There is one caveat to mutation testing which is the dreaded “equivalent mutant”.
It is possible for the mutant to modify your program in such a way that the behaviour is still exactly the same. Your tests would never fail and the mutant will always survive. This problem has been subject to a lot of research and experimentation.
Another popular form of program mutation is Statement deletion. This too may point out interesting areas where you may want to increase test comprehensiveness.
The goal of Fuzz testing or Fuzzing is to get your program to fail by bombarding it with random data. This form of testing has been around since the 80s, and was even used by Apple to test MacPaint back in those days.
Division by 0 errors, out of range values etc. may all be highlighted when this is run.
This form of black box testing can reveal defects in your software in an automated way so that you do not have to try do this manually. This is quite popular for testing security systems to discover Trust Boundaries.
Ideally you want your program to respond to exceptions in an appropriate way and not just proceed in an unknown state.
This form of testing aims to follow error code paths through your application that might otherwise rarely be triggered. It has been around since the 70s and is also popular in the hardware testing world.
In hardware fault injection they would do things like short out connections on circuit boards, or even bombard specific parts of the circuit with heavy radiation to see how the overall system copes.
Two primary techniques in the software world for testing this are compile-time injection and runtime injection.
Faults are introduced into the program and these may propagate up the stack to cause further errors within the system boundary. Faults making it up to the observable system boundary are marked as failures.
This is another way to measure test comprehensiveness, and has also been around since the 70s. It is a tool to get an idea of the average amount of bugs that potentially make it through to production undetected.
Known errors are seeded into the program, and it is up to the automated test suite or QA team to find them.
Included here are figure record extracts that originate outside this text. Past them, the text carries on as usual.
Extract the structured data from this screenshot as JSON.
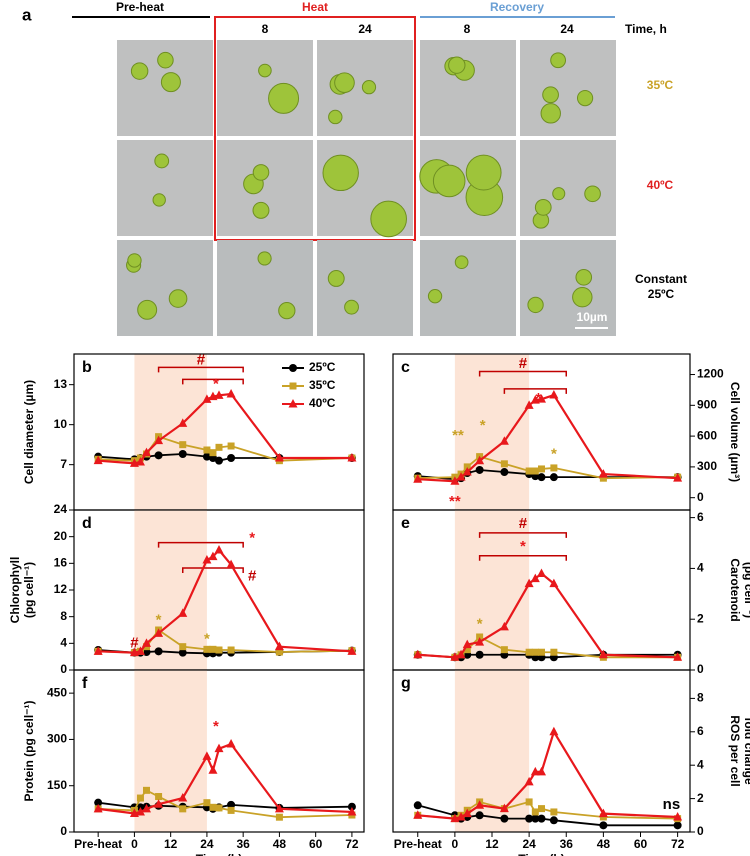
{
  "panel_a": {
    "label": "a",
    "phases": [
      "Pre-heat",
      "Heat",
      "Recovery"
    ],
    "time_header": "Time, h",
    "times": [
      "8",
      "24",
      "8",
      "24"
    ],
    "conditions": [
      "35ºC",
      "40ºC",
      "Constant 25ºC"
    ],
    "scale_bar": "10µm"
  },
  "chart_data": [
    {
      "type": "line",
      "label": "b",
      "ylabel": [
        "Cell diameter (µm)"
      ],
      "xlim": [
        -20,
        76
      ],
      "ylim": [
        3.6,
        15.3
      ],
      "yticks": [
        7,
        10,
        13
      ],
      "shade": [
        0,
        24
      ],
      "shade_color": "#fce4d6",
      "legend": "top-right",
      "x": [
        -12,
        0,
        2,
        4,
        8,
        16,
        24,
        26,
        28,
        32,
        48,
        72
      ],
      "series": [
        {
          "name": "25ºC",
          "color": "#000000",
          "marker": "circle",
          "values": [
            7.6,
            7.4,
            7.5,
            7.6,
            7.7,
            7.8,
            7.6,
            7.5,
            7.3,
            7.5,
            7.5,
            7.5
          ]
        },
        {
          "name": "35ºC",
          "color": "#c9a227",
          "marker": "square",
          "values": [
            7.4,
            7.3,
            7.5,
            7.8,
            9.1,
            8.5,
            8.1,
            7.9,
            8.3,
            8.4,
            7.3,
            7.5
          ]
        },
        {
          "name": "40ºC",
          "color": "#e8181c",
          "marker": "triangle",
          "values": [
            7.3,
            7.1,
            7.2,
            7.9,
            8.8,
            10.1,
            11.9,
            12.1,
            12.2,
            12.3,
            7.5,
            7.5
          ]
        }
      ],
      "annotations": [
        {
          "text": "#",
          "color": "#c00000"
        },
        {
          "text": "*",
          "color": "#e8181c"
        }
      ]
    },
    {
      "type": "line",
      "label": "c",
      "ylabel": [
        "Cell volume (µm³)"
      ],
      "y_axis_side": "right",
      "xlim": [
        -20,
        76
      ],
      "ylim": [
        -120,
        1400
      ],
      "yticks": [
        0,
        300,
        600,
        900,
        1200
      ],
      "shade": [
        0,
        24
      ],
      "shade_color": "#fce4d6",
      "x": [
        -12,
        0,
        2,
        4,
        8,
        16,
        24,
        26,
        28,
        32,
        48,
        72
      ],
      "series": [
        {
          "color": "#000000",
          "marker": "circle",
          "values": [
            210,
            180,
            190,
            240,
            270,
            250,
            230,
            210,
            200,
            200,
            200,
            200
          ]
        },
        {
          "color": "#c9a227",
          "marker": "square",
          "values": [
            190,
            200,
            230,
            300,
            400,
            330,
            260,
            260,
            280,
            290,
            190,
            200
          ]
        },
        {
          "color": "#e8181c",
          "marker": "triangle",
          "values": [
            180,
            160,
            200,
            250,
            360,
            550,
            900,
            950,
            960,
            1000,
            230,
            190
          ]
        }
      ],
      "annotations": [
        {
          "text": "#",
          "color": "#c00000"
        },
        {
          "text": "*",
          "color": "#e8181c"
        },
        {
          "text": "**",
          "color": "#c9a227"
        },
        {
          "text": "*",
          "color": "#c9a227"
        },
        {
          "text": "*",
          "color": "#c9a227"
        },
        {
          "text": "**",
          "color": "#e8181c"
        }
      ]
    },
    {
      "type": "line",
      "label": "d",
      "ylabel": [
        "Chlorophyll",
        "(pg cell⁻¹)"
      ],
      "xlim": [
        -20,
        76
      ],
      "ylim": [
        0,
        24
      ],
      "yticks": [
        0,
        4,
        8,
        12,
        16,
        20,
        24
      ],
      "shade": [
        0,
        24
      ],
      "shade_color": "#fce4d6",
      "x": [
        -12,
        0,
        2,
        4,
        8,
        16,
        24,
        26,
        28,
        32,
        48,
        72
      ],
      "series": [
        {
          "color": "#000000",
          "marker": "circle",
          "values": [
            3.0,
            2.6,
            2.6,
            2.7,
            2.8,
            2.6,
            2.5,
            2.5,
            2.6,
            2.6,
            2.7,
            2.9
          ]
        },
        {
          "color": "#c9a227",
          "marker": "square",
          "values": [
            2.8,
            2.6,
            2.8,
            3.5,
            6.0,
            3.5,
            3.1,
            3.1,
            3.0,
            3.0,
            2.7,
            2.9
          ]
        },
        {
          "color": "#e8181c",
          "marker": "triangle",
          "values": [
            2.8,
            2.6,
            2.8,
            4.0,
            5.5,
            8.5,
            16.5,
            17.0,
            18.0,
            15.8,
            3.5,
            2.8
          ]
        }
      ],
      "annotations": [
        {
          "text": "*",
          "color": "#e8181c"
        },
        {
          "text": "#",
          "color": "#c00000"
        },
        {
          "text": "*",
          "color": "#c9a227"
        },
        {
          "text": "*",
          "color": "#c9a227"
        },
        {
          "text": "#",
          "color": "#c00000"
        }
      ]
    },
    {
      "type": "line",
      "label": "e",
      "ylabel": [
        "Carotenoid",
        "(pg cell⁻¹)"
      ],
      "y_axis_side": "right",
      "xlim": [
        -20,
        76
      ],
      "ylim": [
        0,
        6.3
      ],
      "yticks": [
        0,
        2,
        4,
        6
      ],
      "shade": [
        0,
        24
      ],
      "shade_color": "#fce4d6",
      "x": [
        -12,
        0,
        2,
        4,
        8,
        16,
        24,
        26,
        28,
        32,
        48,
        72
      ],
      "series": [
        {
          "color": "#000000",
          "marker": "circle",
          "values": [
            0.6,
            0.5,
            0.5,
            0.6,
            0.6,
            0.6,
            0.6,
            0.5,
            0.5,
            0.5,
            0.6,
            0.6
          ]
        },
        {
          "color": "#c9a227",
          "marker": "square",
          "values": [
            0.6,
            0.5,
            0.6,
            0.8,
            1.3,
            0.8,
            0.7,
            0.7,
            0.7,
            0.7,
            0.5,
            0.5
          ]
        },
        {
          "color": "#e8181c",
          "marker": "triangle",
          "values": [
            0.6,
            0.5,
            0.6,
            1.0,
            1.1,
            1.7,
            3.4,
            3.6,
            3.8,
            3.4,
            0.6,
            0.5
          ]
        }
      ],
      "annotations": [
        {
          "text": "#",
          "color": "#c00000"
        },
        {
          "text": "*",
          "color": "#e8181c"
        },
        {
          "text": "*",
          "color": "#c9a227"
        }
      ]
    },
    {
      "type": "line",
      "label": "f",
      "ylabel": [
        "Protein (pg cell⁻¹)"
      ],
      "xlabel": "Time (h)",
      "xlim": [
        -20,
        76
      ],
      "ylim": [
        0,
        525
      ],
      "yticks": [
        0,
        150,
        300,
        450
      ],
      "shade": [
        0,
        24
      ],
      "shade_color": "#fce4d6",
      "xticks": [
        {
          "value": -12,
          "label": "Pre-heat"
        },
        0,
        12,
        24,
        36,
        48,
        60,
        72
      ],
      "x": [
        -12,
        0,
        2,
        4,
        8,
        16,
        24,
        26,
        28,
        32,
        48,
        72
      ],
      "series": [
        {
          "color": "#000000",
          "marker": "circle",
          "values": [
            95,
            80,
            80,
            82,
            85,
            82,
            80,
            75,
            80,
            88,
            78,
            82
          ]
        },
        {
          "color": "#c9a227",
          "marker": "square",
          "values": [
            75,
            70,
            110,
            135,
            115,
            75,
            95,
            80,
            78,
            70,
            48,
            55
          ]
        },
        {
          "color": "#e8181c",
          "marker": "triangle",
          "values": [
            75,
            60,
            65,
            75,
            90,
            110,
            245,
            200,
            270,
            285,
            75,
            65
          ]
        }
      ],
      "annotations": [
        {
          "text": "*",
          "color": "#e8181c"
        }
      ]
    },
    {
      "type": "line",
      "label": "g",
      "ylabel": [
        "ROS per cell",
        "fold change"
      ],
      "xlabel": "Time (h)",
      "y_axis_side": "right",
      "xlim": [
        -20,
        76
      ],
      "ylim": [
        0,
        9.7
      ],
      "yticks": [
        0,
        2,
        4,
        6,
        8
      ],
      "shade": [
        0,
        24
      ],
      "shade_color": "#fce4d6",
      "xticks": [
        {
          "value": -12,
          "label": "Pre-heat"
        },
        0,
        12,
        24,
        36,
        48,
        60,
        72
      ],
      "x": [
        -12,
        0,
        2,
        4,
        8,
        16,
        24,
        26,
        28,
        32,
        48,
        72
      ],
      "series": [
        {
          "color": "#000000",
          "marker": "circle",
          "values": [
            1.6,
            1.0,
            0.8,
            0.9,
            1.0,
            0.8,
            0.8,
            0.8,
            0.8,
            0.7,
            0.4,
            0.4
          ]
        },
        {
          "color": "#c9a227",
          "marker": "square",
          "values": [
            1.0,
            0.8,
            1.0,
            1.3,
            1.8,
            1.4,
            1.8,
            1.2,
            1.4,
            1.2,
            0.9,
            0.8
          ]
        },
        {
          "color": "#e8181c",
          "marker": "triangle",
          "values": [
            1.0,
            0.8,
            0.9,
            1.1,
            1.6,
            1.4,
            3.0,
            3.6,
            3.6,
            6.0,
            1.1,
            0.9
          ]
        }
      ],
      "annotations": [
        {
          "text": "ns",
          "color": "#000000"
        }
      ]
    }
  ]
}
Rate of detection and remaining undetected bugs are used to measure the amount of bugs making it through to production. You will need sufficient amounts of historical data to get an accurate indication of this.
By using these tools, you may gain insights into the edge cases that exist within your program which would otherwise be very hard to catch manually.
I do not consider these tools vital for producing good software but they are definitely helpful and, let’s face it, we need all the help we can get. The results may be thought provoking and lead you to think about your program in different ways.